当研究会について

冠攣縮研究会は、虚血性心疾患において極めて重要な病態のひとつである冠攣縮に関して、基礎的、臨床的見地から最先端の研究を行うことを目的として、2006年4月に設立されました。参加施設を全国から広く募り、毎年7月に定期的に開催される研究会にて症例報告、研究発表を通じて情報共有を図ると共に、オンラインデータベースシステムを用いた症例登録により多施設共同の臨床研究を実施しています。また、日本循環器学会学術集会においてはファイアサイドセミナーを開催し、招待講演や、最新のトピックスに関するパネルディスカッションを企画しています。

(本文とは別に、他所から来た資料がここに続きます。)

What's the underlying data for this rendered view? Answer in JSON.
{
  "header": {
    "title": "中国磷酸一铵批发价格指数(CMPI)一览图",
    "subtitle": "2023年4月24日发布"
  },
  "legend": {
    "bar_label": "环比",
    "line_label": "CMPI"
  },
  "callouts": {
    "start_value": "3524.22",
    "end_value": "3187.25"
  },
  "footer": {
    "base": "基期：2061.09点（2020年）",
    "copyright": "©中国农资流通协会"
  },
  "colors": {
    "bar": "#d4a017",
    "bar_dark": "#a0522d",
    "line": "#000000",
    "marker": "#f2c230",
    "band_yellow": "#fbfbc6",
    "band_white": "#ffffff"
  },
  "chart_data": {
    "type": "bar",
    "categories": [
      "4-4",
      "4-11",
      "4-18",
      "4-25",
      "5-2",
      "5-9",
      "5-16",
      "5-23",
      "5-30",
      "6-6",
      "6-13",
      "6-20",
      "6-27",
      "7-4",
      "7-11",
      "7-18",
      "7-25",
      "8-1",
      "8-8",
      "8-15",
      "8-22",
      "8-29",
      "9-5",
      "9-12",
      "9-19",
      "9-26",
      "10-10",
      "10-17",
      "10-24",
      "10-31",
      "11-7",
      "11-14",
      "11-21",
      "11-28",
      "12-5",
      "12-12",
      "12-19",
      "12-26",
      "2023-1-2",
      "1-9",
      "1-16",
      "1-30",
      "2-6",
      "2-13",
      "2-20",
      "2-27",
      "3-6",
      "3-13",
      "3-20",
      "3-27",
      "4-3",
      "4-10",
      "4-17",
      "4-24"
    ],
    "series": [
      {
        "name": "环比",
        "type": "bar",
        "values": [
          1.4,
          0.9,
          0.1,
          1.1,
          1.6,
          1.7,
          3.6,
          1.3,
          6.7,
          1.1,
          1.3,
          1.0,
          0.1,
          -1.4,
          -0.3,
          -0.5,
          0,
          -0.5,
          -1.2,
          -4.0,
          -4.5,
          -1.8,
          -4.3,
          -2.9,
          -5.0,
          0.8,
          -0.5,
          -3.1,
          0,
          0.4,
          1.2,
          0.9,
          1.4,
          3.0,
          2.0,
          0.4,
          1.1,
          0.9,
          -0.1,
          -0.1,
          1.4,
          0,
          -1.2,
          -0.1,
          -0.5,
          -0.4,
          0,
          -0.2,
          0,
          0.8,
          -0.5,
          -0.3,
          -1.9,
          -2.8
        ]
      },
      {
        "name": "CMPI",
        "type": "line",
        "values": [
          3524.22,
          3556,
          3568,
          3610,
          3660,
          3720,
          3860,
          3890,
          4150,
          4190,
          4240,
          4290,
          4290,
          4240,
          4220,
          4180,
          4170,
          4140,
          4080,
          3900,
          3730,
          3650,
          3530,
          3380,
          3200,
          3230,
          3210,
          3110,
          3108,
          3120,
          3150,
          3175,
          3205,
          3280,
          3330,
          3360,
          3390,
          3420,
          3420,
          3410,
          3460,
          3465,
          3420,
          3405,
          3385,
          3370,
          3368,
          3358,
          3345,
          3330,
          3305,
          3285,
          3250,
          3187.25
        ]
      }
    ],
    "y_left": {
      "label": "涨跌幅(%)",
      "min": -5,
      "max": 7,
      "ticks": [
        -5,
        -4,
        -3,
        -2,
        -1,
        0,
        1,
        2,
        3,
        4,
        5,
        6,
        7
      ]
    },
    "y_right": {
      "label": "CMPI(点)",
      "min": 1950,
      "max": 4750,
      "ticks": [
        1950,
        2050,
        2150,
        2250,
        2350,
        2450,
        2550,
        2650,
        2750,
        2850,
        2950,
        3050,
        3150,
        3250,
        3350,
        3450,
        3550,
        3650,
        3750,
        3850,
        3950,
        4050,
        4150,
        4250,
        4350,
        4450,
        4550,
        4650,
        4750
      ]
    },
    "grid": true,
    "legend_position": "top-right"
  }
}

現在、当研究会は東北大学循環器内科学に事務局を置き、日本心臓財団の助成のもと、熊本大学循環器内科学との共同運営を行っています。研究会への参加に際して規定はなく、新規の参加施設を教育研究機関、市中病院、クリニックを問わず随時募集しています。当研究会に興味をお持ちの医療機関の方々は、ぜひお気軽に事務局までご連絡下さい。

代表挨拶

冠攣縮研究会代表 下川宏明

東北大学循環器内科学 教授

冠攣縮研究会代表 下川宏明(東北大学循環器内科学 教授)

冠攣縮は、狭心症や急性冠症候群、心臓突然死など多彩な心疾患の発症に関与する、重要な病態のひとつです。特に本邦では、欧米に比較して冠攣縮の有病率が高いことが知られており、日本人の虚血性心疾患を語るうえで欠かすことは出来ません。冠攣縮性狭心症を対象とした臨床研究の多くは1980年代を中心に行われ、泰江弘文先生(前 熊本大学循環器内科教授)をはじめとした先駆的研究者らの努力によって、その臨床像や長期予後が明らかになると共に、カルシウム拮抗薬を第一選択とした現在の治療法の確立に至りました。また私自身は、冠攣縮の分子機構を解明すべく、動物モデルを用いた基礎研究に、臨床研究と並んで長年取り組んでまいりました。2008年には本邦における冠攣縮性狭心症の診断、治療の標準化を図るべく、小川久雄先生(現 熊本大学循環器内科学教授)を班長として、日本循環器学会から「冠攣縮性狭心症の診断と治療に関するガイドライン(JCS2008)」が示され、今日の冠攣縮診療の指針となっています。

このような背景がある一方で、冠攣縮には未解決の問題が数多く残されています。長年の疑問であるアジア人と欧米人の人種差はもとより、本研究会が2007年~2008年に実施した「後ろ向き観察研究」からは、冠攣縮を合併した院外心停止蘇生例の管理を巡る新たな問題提起がなされました。また近年、冠攣縮の心筋虚血に伴った心機能低下、いわゆる冠攣縮性心不全の存在についても関心が高まっています。本研究会では、今後もこれらの課題に積極的に取り組むことで、冠攣縮のより詳細な知見を明らかにし、実臨床に反映される有益な情報発信を行っていきたいと思います。